At the start of last year I was wrestling with these questions, and getting nowhere.
It felt like no matter what I did with me time, it was on many levels, meaningless. I don't say that to be overly dramatic, but it was the realisation that any work project I thought of getting into, ultimately didn't feel exciting or purposeful to me.
I really felt like I was missing something bigger, yet I couldn't put my finger on what.
That uncertainty sent me into a dark spiral. For months, I wondered if I was losing it.
Why did everything feel so heavy?
Was I depressed?
Was I having a mid-life crisis?
I really didn't know what to make of it.
All I knew for certain was that my life was lacking meaning and purpose.
It was missing a "theme" of what I should be doing at this stage of my life.
And nobody was going to be able to give me the answers.
I'm normally very good of getting myself out of a negative headspace. I am a mindset coach and all that. But this time something felt different.
It was like I was being challenged to stop distracting myself and to go deeper.
What I Actually Found
So I did exactly that.
I put the brakes on everything. I cancelled all of my work projects, completely cleared my schedule and signed up for a 10-day Vipassana silent retreat in Bali.
Within a few hours of being there, my expectations were shattered. I thought I would have lots of time to reflect and think through my big life choices. Yet that's not what Vipassana is about. Instead, you have to sit and meditate for hours every day, in excruciating pain from sitting cross legged, and observe sensations in your body.

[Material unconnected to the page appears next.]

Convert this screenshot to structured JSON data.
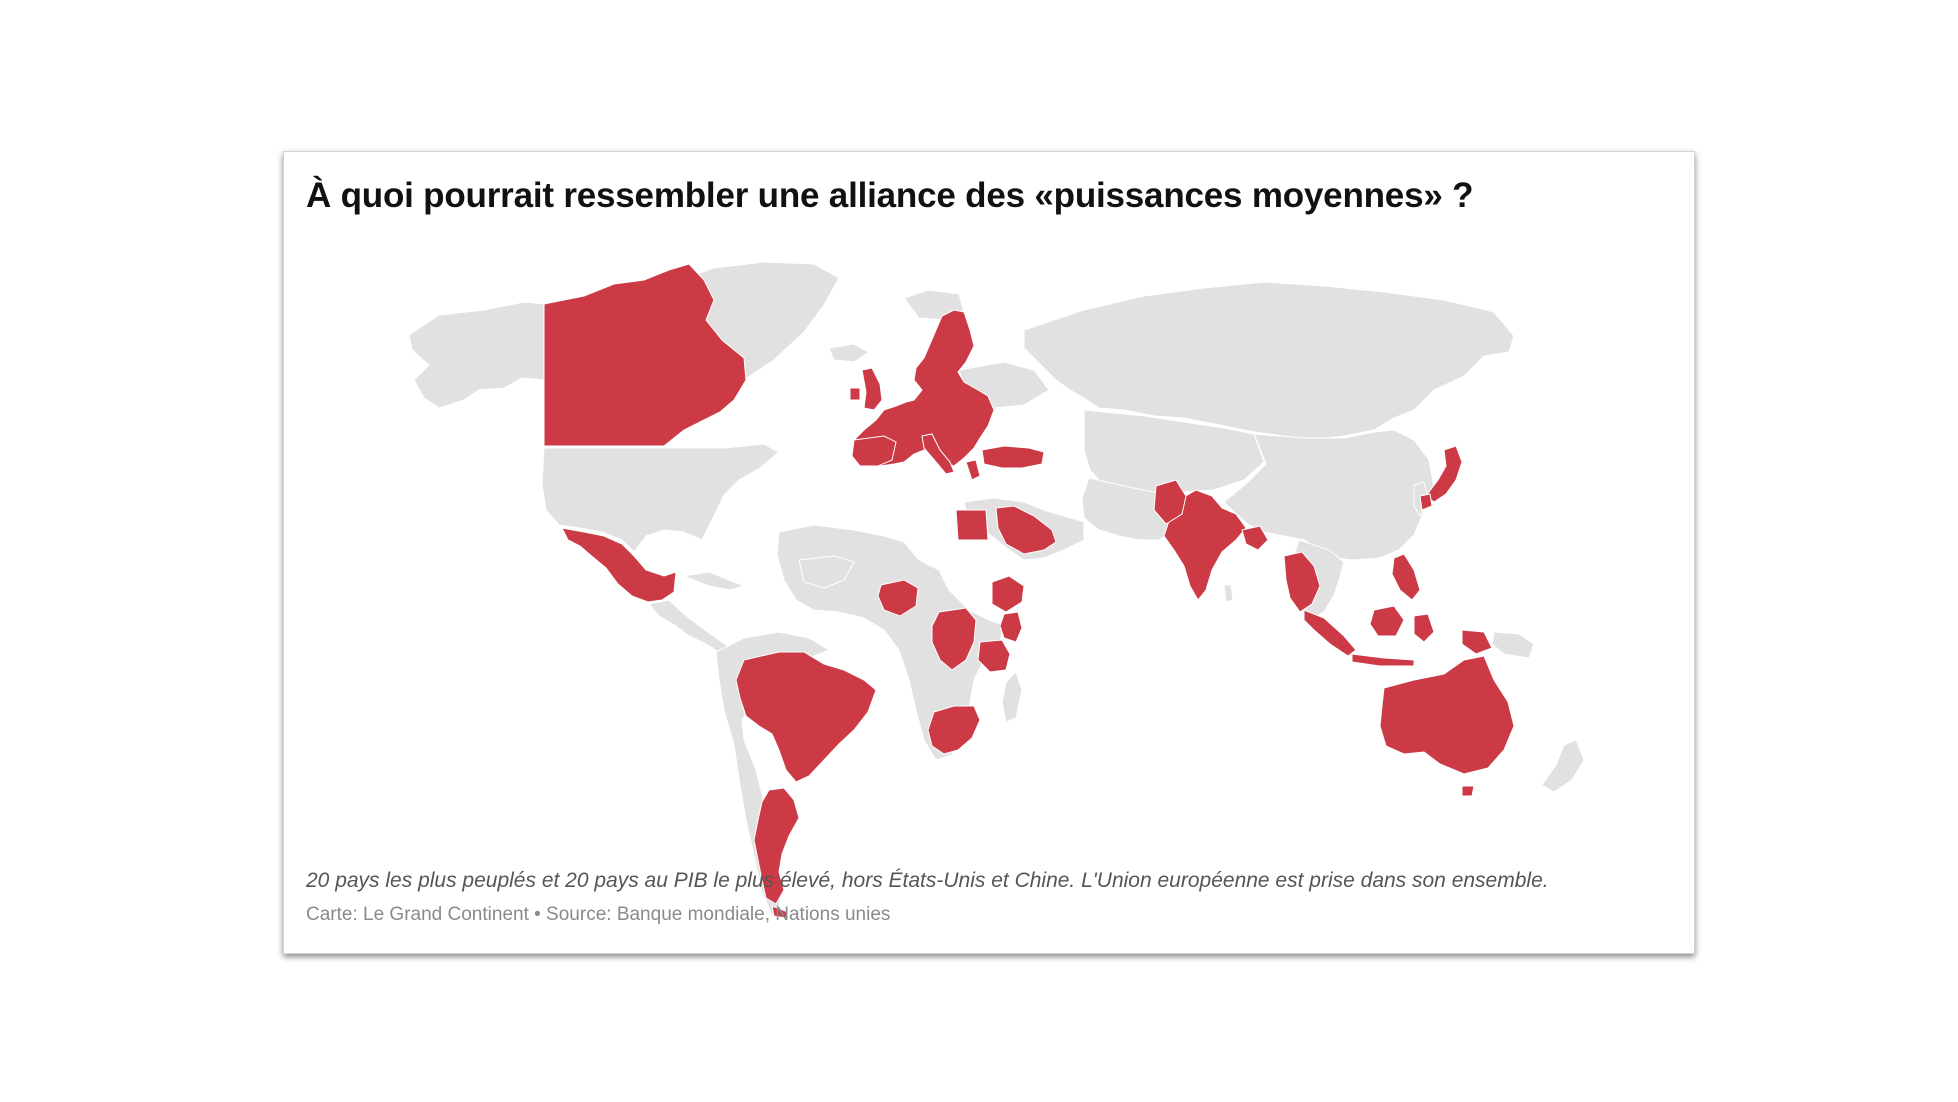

It was hardest 10 days of my life.
I kept waiting for the big insight to arrive. For that voice in my head to clearing say, "Adam this is what you should be doing with your life…".
Yet it never came. At least not like that. I also held onto the hope that I might discover a connection to something beyond myself, a higher force, whatever you want to call it. Again I was left disappointed.
What did keep coming up was something much simpler.
Relationships.
Firstly, my relationship to myself. To feel connection to my body and experiencing life fully through it, instead of always being lost in my mind. I realised I'm my happiest, I feel most alive, when I'm in my body and not in my mind. That might sound a bit strange, but for me I have a tendency to spend too much time engaging with my mind at the cost of experiencing the moment that I'm in. As a result, I miss the moment. Or at least the richness of it.
Secondly, my place in the world seemed to be strongly influenced by the relationships I have with those closest to me. I reflected a lot on how people saw me, how I had been showing up in life and to be honest, feeling a bit of shame around it. I felt like I hadn't been the best friend, best partner or best version of myself to those I value most. I was too busy chasing shinny objects and trying to have a bigger impact with my life, whilst neglecting the relationships which are infinitely more important.
I also realised that the times in my life when I was the most happy, was when I felt strong social connections.
Not when I was most successful or when I had achieved a big goal. But when I felt seen and connected by those closest to me.
What Really Matters (For Me, At Least)
So where does this leave me now?
And where does this leave you as the reader, who is maybe on your own search for meaning right now?
I wish I could wrap this up neatly and give you a clear set of action steps.
I can’t. I’m not there yet.
What I have discovered is this.
Meaning seems to come from connection and contribution.
Connection, for me, is my relationship with myself and with those closest to me.
Contribution is making a difference for others, offering something beyond myself.
When I feel like I’m lacking meaning, one or both of these is usually missing.
I feel a bit of that right now, if I’m honest. Which is probably why I’m writing this.
Rather than trying to figure everything out or find my purpose, I’m finding it more grounding to ask simpler questions.
Where can I deepen connection?
Where can I contribute more?
That feels like enough for now.
If you’re lacking meaning in your life, that might be a good place to start too.